Dive Brief:
- The COVID-19 public health emergency is set to end May 11, according to a Monday statement from the Office of Management and Budget.
- The statement is in response to proposed Republican legislation in the House of Representatives that sought an earlier end to the public health emergency, which ushered in consumer protections, funding and flexibilities to the healthcare sector.
- An abrupt end to the PHE would create “wide-ranging chaos and uncertainty throughout the health care system,” the Biden administration said in a statement.
Dive Insight:
The Biden administration warned that hospitals are at risk of revenue losses and care delays if the public health emergency ends abruptly.

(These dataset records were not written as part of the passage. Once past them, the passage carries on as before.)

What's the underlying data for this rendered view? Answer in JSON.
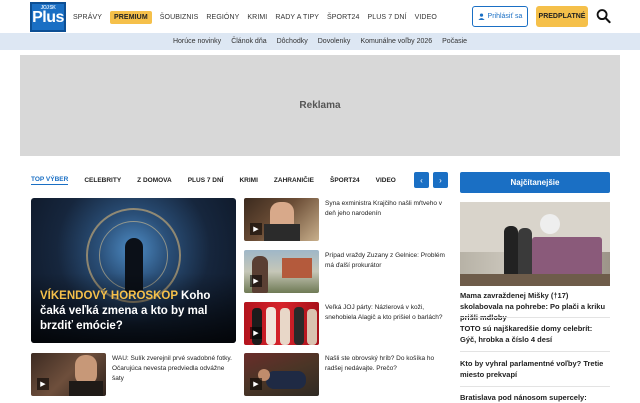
{
  "header": {
    "logo_small": "JOJ SK",
    "logo_big": "Plus",
    "nav_items": [
      "SPRÁVY",
      "PREMIUM",
      "ŠOUBIZNIS",
      "REGIÓNY",
      "KRIMI",
      "RADY A TIPY",
      "ŠPORT24",
      "PLUS 7 DNÍ",
      "VIDEO"
    ],
    "login_label": "Prihlásiť sa",
    "subscribe_label": "PREDPLATNÉ",
    "accent_color": "#1a6fc4",
    "premium_color": "#f5c04a"
  },
  "subnav": [
    "Horúce novinky",
    "Článok dňa",
    "Dôchodky",
    "Dovolenky",
    "Komunálne voľby 2026",
    "Počasie"
  ],
  "ad": {
    "label": "Reklama"
  },
  "tabs": [
    "TOP VÝBER",
    "CELEBRITY",
    "Z DOMOVA",
    "PLUS 7 DNÍ",
    "KRIMI",
    "ZAHRANIČIE",
    "ŠPORT24",
    "VIDEO"
  ],
  "hero": {
    "title_highlight": "VÍKENDOVÝ HOROSKOP",
    "title_rest": " Koho čaká veľká zmena a kto by mal brzdiť emócie?"
  },
  "articles": [
    {
      "text": "Syna exministra Krajčiho našli mŕtveho v deň jeho narodenín"
    },
    {
      "text": "Prípad vraždy Zuzany z Gelnice: Problém má ďalší prokurátor"
    },
    {
      "text": "Veľká JOJ párty: Názlerová v koži, snehobiela Alagič a kto prišiel o barlách?"
    },
    {
      "text": "WAU: Sulík zverejnil prvé svadobné fotky. Očarujúca nevesta predviedla odvážne šaty"
    },
    {
      "text": "Našli ste obrovský hríb? Do košíka ho radšej nedávajte. Prečo?"
    }
  ],
  "sidebar": {
    "heading": "Najčítanejšie",
    "items": [
      "Mama zavraždenej Mišky (†17) skolabovala na pohrebe: Po plači a kriku prišli mdloby",
      "TOTO sú najškaredšie domy celebrít: Gýč, hrobka a číslo 4 desí",
      "Kto by vyhral parlamentné voľby? Tretie miesto prekvapí",
      "Bratislava pod nánosom supercely:"
    ]
  }
}
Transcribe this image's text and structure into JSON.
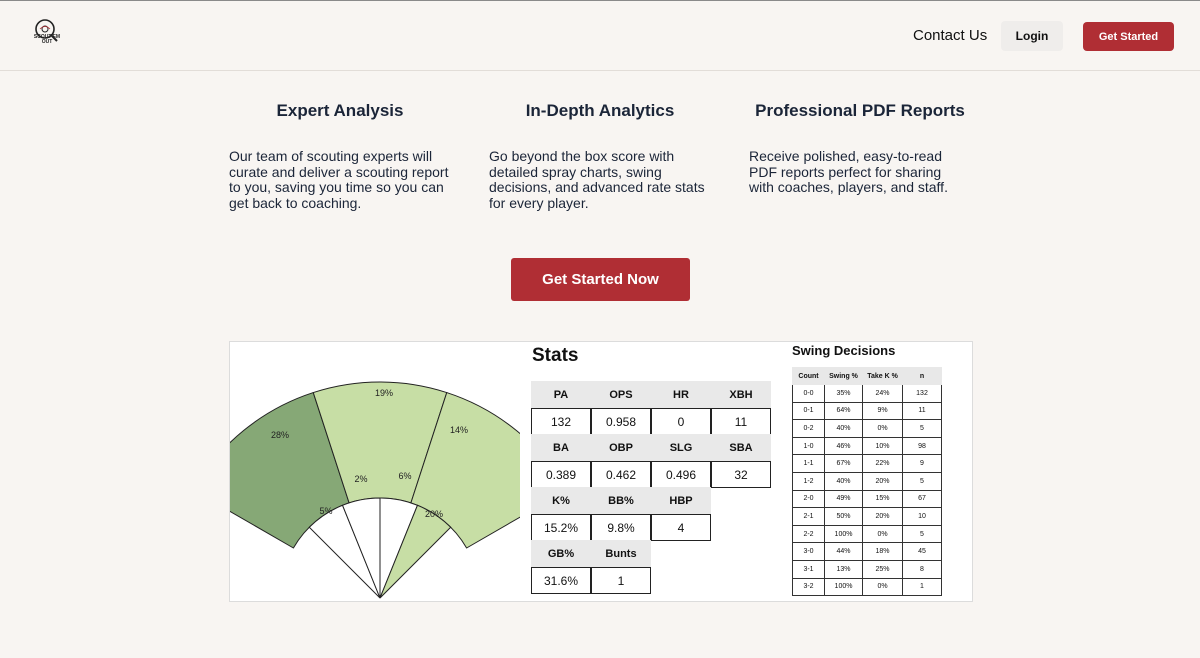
{
  "header": {
    "logo_text_1": "SCOUT'EM",
    "logo_text_2": "OUT",
    "nav": {
      "contact": "Contact Us",
      "login": "Login",
      "get_started": "Get Started"
    }
  },
  "features": [
    {
      "title": "Expert Analysis",
      "text": "Our team of scouting experts will curate and deliver a scouting report to you, saving you time so you can get back to coaching."
    },
    {
      "title": "In-Depth Analytics",
      "text": "Go beyond the box score with detailed spray charts, swing decisions, and advanced rate stats for every player."
    },
    {
      "title": "Professional PDF Reports",
      "text": "Receive polished, easy-to-read PDF reports perfect for sharing with coaches, players, and staff."
    }
  ],
  "cta": "Get Started Now",
  "spray_chart": {
    "outfield": [
      {
        "label": "28%",
        "value": 28,
        "color": "#86a876"
      },
      {
        "label": "19%",
        "value": 19,
        "color": "#c7dea5"
      },
      {
        "label": "14%",
        "value": 14,
        "color": "#c7dea5"
      }
    ],
    "infield": [
      {
        "label": "5%",
        "value": 5,
        "color": "#ffffff"
      },
      {
        "label": "2%",
        "value": 2,
        "color": "#ffffff"
      },
      {
        "label": "6%",
        "value": 6,
        "color": "#ffffff"
      },
      {
        "label": "20%",
        "value": 20,
        "color": "#c7dea5"
      }
    ]
  },
  "stats": {
    "title": "Stats",
    "rows": [
      {
        "headers": [
          "PA",
          "OPS",
          "HR",
          "XBH"
        ],
        "values": [
          "132",
          "0.958",
          "0",
          "11"
        ]
      },
      {
        "headers": [
          "BA",
          "OBP",
          "SLG",
          "SBA"
        ],
        "values": [
          "0.389",
          "0.462",
          "0.496",
          "32"
        ]
      },
      {
        "headers": [
          "K%",
          "BB%",
          "HBP"
        ],
        "values": [
          "15.2%",
          "9.8%",
          "4"
        ]
      },
      {
        "headers": [
          "GB%",
          "Bunts"
        ],
        "values": [
          "31.6%",
          "1"
        ]
      }
    ]
  },
  "swing_decisions": {
    "title": "Swing Decisions",
    "columns": [
      "Count",
      "Swing %",
      "Take K %",
      "n"
    ],
    "rows": [
      [
        "0-0",
        "35%",
        "24%",
        "132"
      ],
      [
        "0-1",
        "64%",
        "9%",
        "11"
      ],
      [
        "0-2",
        "40%",
        "0%",
        "5"
      ],
      [
        "1-0",
        "46%",
        "10%",
        "98"
      ],
      [
        "1-1",
        "67%",
        "22%",
        "9"
      ],
      [
        "1-2",
        "40%",
        "20%",
        "5"
      ],
      [
        "2-0",
        "49%",
        "15%",
        "67"
      ],
      [
        "2-1",
        "50%",
        "20%",
        "10"
      ],
      [
        "2-2",
        "100%",
        "0%",
        "5"
      ],
      [
        "3-0",
        "44%",
        "18%",
        "45"
      ],
      [
        "3-1",
        "13%",
        "25%",
        "8"
      ],
      [
        "3-2",
        "100%",
        "0%",
        "1"
      ]
    ]
  },
  "colors": {
    "accent": "#b02e34",
    "background": "#f8f5f2",
    "text": "#1b2538"
  }
}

Hospitals and other providers “will be plunged into chaos without adequate time to retrain staff and establish new billing processes, likely leading to disruptions in care and payment delays, and many facilities around the country will experience revenue losses,” the administration said in a statement.
As part of the public health emergency, hospitals received a pay increase for Medicare members discharged after a COVID-19 diagnosis, according to the Kaiser Family Foundation.
The declaration also served as a safety net to ensure Americans didn’t lose access to health coverage during the COVID-19 pandemic.
A critical component of the declaration barred states from kicking Medicaid enrollees off health insurance coverage during the public health emergency. Once the declaration ends, states can resume eligibility checks on members and millions are poised to lose coverage as they may no longer qualify for the need-based coverage.
The Biden administration has said it wanted to give states at least a 60-day notice to begin preparing for an orderly end to the public health emergency.
If the PHE were suddenly terminated, millions would be at risk of losing coverage and state budgets would face a “radical cliff.”
States received additional Medicaid funding from the federal government in exchange for allowing continuous enrollment, which was slated to end April 1, along with other consumer protections.
As a result of these policy decisions, Medicaid enrollment grew nearly 28% to cover more than 90 million people from February 2020 through September 2022, according to the Kaiser Family Foundation.
The PHE was first declared under former President Donald Trump and has been renewed every 90 days since then.